Entering International Characters
or "How Do I Enter That Accent on Your Name?"
Being a guy with an accent on one of the letters of his name, you can imagine that I probably spend a lot of time entering so-called "special characters" in my documents and e-mails. Short of keeping a document with these letters already written, then copying, and pasting them, entering an é can be amazingly time consuming. Worst of all, while OpenOffice.org lets me click Insert, Special Character to select from a list, not all applications have a handy list of characters to choose from. For everyone out there who routinely has to enter special characters or letters with accents, I'm going to give you a great KDE trick to use that will ease the pain.
Start by firing up kcontrol, the KDE control center. Under "Regional & Accessibility", select the submenu for Keyboard Layout. Over on the right hand pane, you'll see a bunch of flags from different countries listed. Click "Enable keyboard layouts" to un-gray these choices. The default is to provide you with "U.S. English". I always add "U.S. English w/deadkeys" to that list. Click the image below to see a full size capture of this dialog.
You'll notice I didn't add French. That's because I honestly don't know how a French keyboard is laid out.
When you click OK or Apply, a little icon that looks like a tiny flag will appear in your icon tray -- there's a small screen capture of the system tray part of my Kicker panel below. Clicking that will switch between the various layouts (of which there are two at the moment). Notice that the flag changes to highlight that you are working with a different layout.
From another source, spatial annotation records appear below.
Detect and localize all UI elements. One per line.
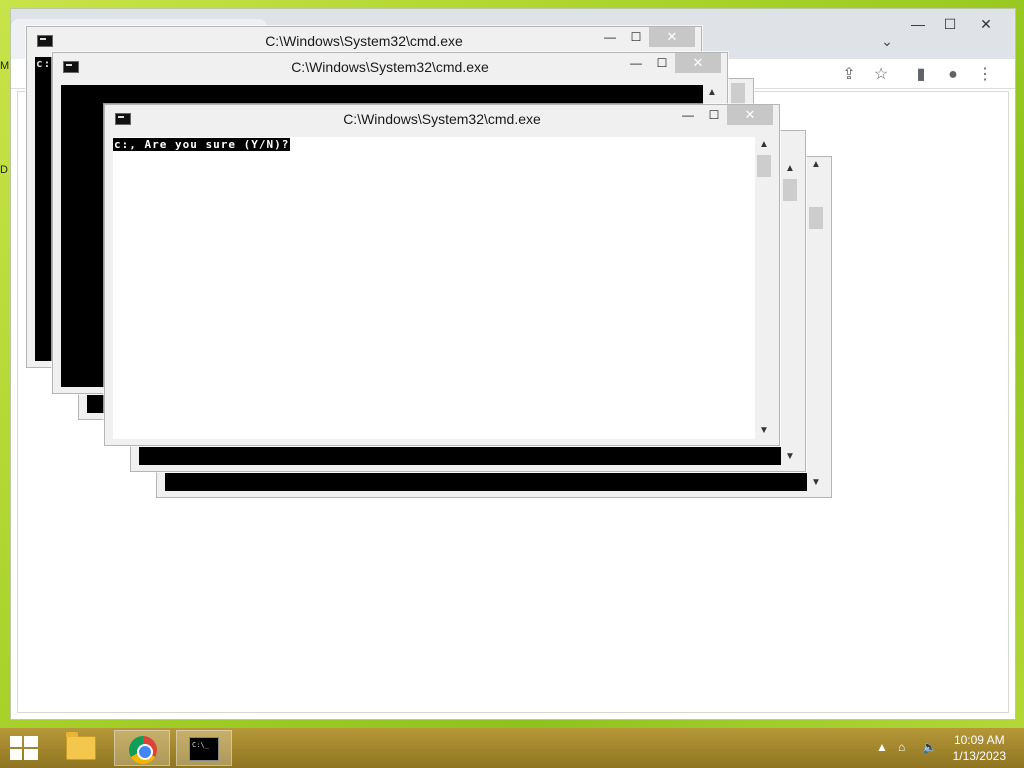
scroll-up-icon[interactable]: ▲ [755,137,773,153]
scroll-up-icon[interactable]: ▲ [807,157,825,173]
chevron-down-icon[interactable]: ⌄ [877,33,897,53]
taskbar-chrome[interactable] [114,730,170,766]
cmd-icon [189,737,219,761]
chrome-minimize-button[interactable]: — [903,13,933,35]
maximize-button[interactable]: ☐ [623,27,649,47]
cmd-window-front[interactable]: C:\Windows\System32\cmd.exe — ☐ ✕ c:, Ar… [104,104,780,446]
volume-icon[interactable]: 🔈 [922,740,937,754]
desktop-label-1[interactable]: M [0,60,10,74]
taskbar-cmd[interactable] [176,730,232,766]
close-button[interactable]: ✕ [727,105,773,125]
scroll-thumb[interactable] [809,207,823,229]
taskbar: ▲ ⌂ 🔈 10:09 AM 1/13/2023 [0,728,1024,768]
cmd-scrollbar[interactable]: ▲ ▼ [807,157,825,491]
system-clock[interactable]: 10:09 AM 1/13/2023 [953,732,1006,764]
scroll-up-icon[interactable]: ▲ [781,161,799,177]
scroll-down-icon[interactable]: ▼ [755,423,773,439]
scroll-up-icon[interactable]: ▲ [703,85,721,101]
cmd-console [165,473,807,491]
chrome-maximize-button[interactable]: ☐ [935,13,965,35]
show-hidden-icons-icon[interactable]: ▲ [876,740,888,754]
windows-start-icon[interactable] [10,736,38,760]
scroll-down-icon[interactable]: ▼ [781,449,799,465]
minimize-button[interactable]: — [623,53,649,73]
minimize-button[interactable]: — [675,105,701,125]
console-text: c: [36,57,52,70]
minimize-button[interactable]: — [597,27,623,47]
clock-time: 10:09 AM [953,733,1005,747]
scroll-thumb[interactable] [731,83,745,105]
profile-icon[interactable]: ● [941,63,965,87]
side-panel-icon[interactable]: ▮ [909,63,933,87]
cmd-titlebar[interactable]: C:\Windows\System32\cmd.exe — ☐ ✕ [105,105,779,135]
close-button[interactable]: ✕ [649,27,695,47]
scroll-down-icon[interactable]: ▼ [807,475,825,491]
maximize-button[interactable]: ☐ [701,105,727,125]
share-icon[interactable]: ⇪ [837,63,861,87]
cmd-console [139,447,781,465]
console-prompt: c:, Are you sure (Y/N)? [113,138,291,151]
chrome-close-button[interactable]: ✕ [971,13,1001,35]
cmd-console[interactable]: c:, Are you sure (Y/N)? [113,137,755,439]
menu-icon[interactable]: ⋮ [973,63,997,87]
network-icon[interactable]: ⌂ [898,740,905,754]
taskbar-file-explorer[interactable] [52,730,108,766]
clock-date: 1/13/2023 [952,749,1006,763]
close-button[interactable]: ✕ [675,53,721,73]
cmd-scrollbar[interactable]: ▲ ▼ [781,161,799,465]
cmd-scrollbar[interactable]: ▲ ▼ [755,137,773,439]
desktop-label-2[interactable]: D [0,164,10,178]
scroll-thumb[interactable] [757,155,771,177]
folder-icon [66,732,96,760]
star-icon[interactable]: ☆ [869,63,893,87]
chrome-icon [129,736,157,764]
maximize-button[interactable]: ☐ [649,53,675,73]
cmd-titlebar[interactable]: C:\Windows\System32\cmd.exe — ☐ ✕ [53,53,727,83]
scroll-thumb[interactable] [783,179,797,201]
When you are on the "U.S. English w/deadkeys" layout, you can touch the single quote before entering an "e" and a "e" with an acute accent will appear. Same trick works for the "c" with a cedilla. Now, for an accent grave, use the back quote before the
character and so on.
é è ê ç à É À
The grave accent is the back quote while the circumflex accent is your basic Shift-6. Cool? Best of all, I don't have to remember Alt+somedarncode to enter a "é" at the end of my name. The only catch is that you have to return the keyboard to normal (U.S. English) before you continue or you'll find that things don't work the way you expect them to. A single or double quote won't enter when you expect it to.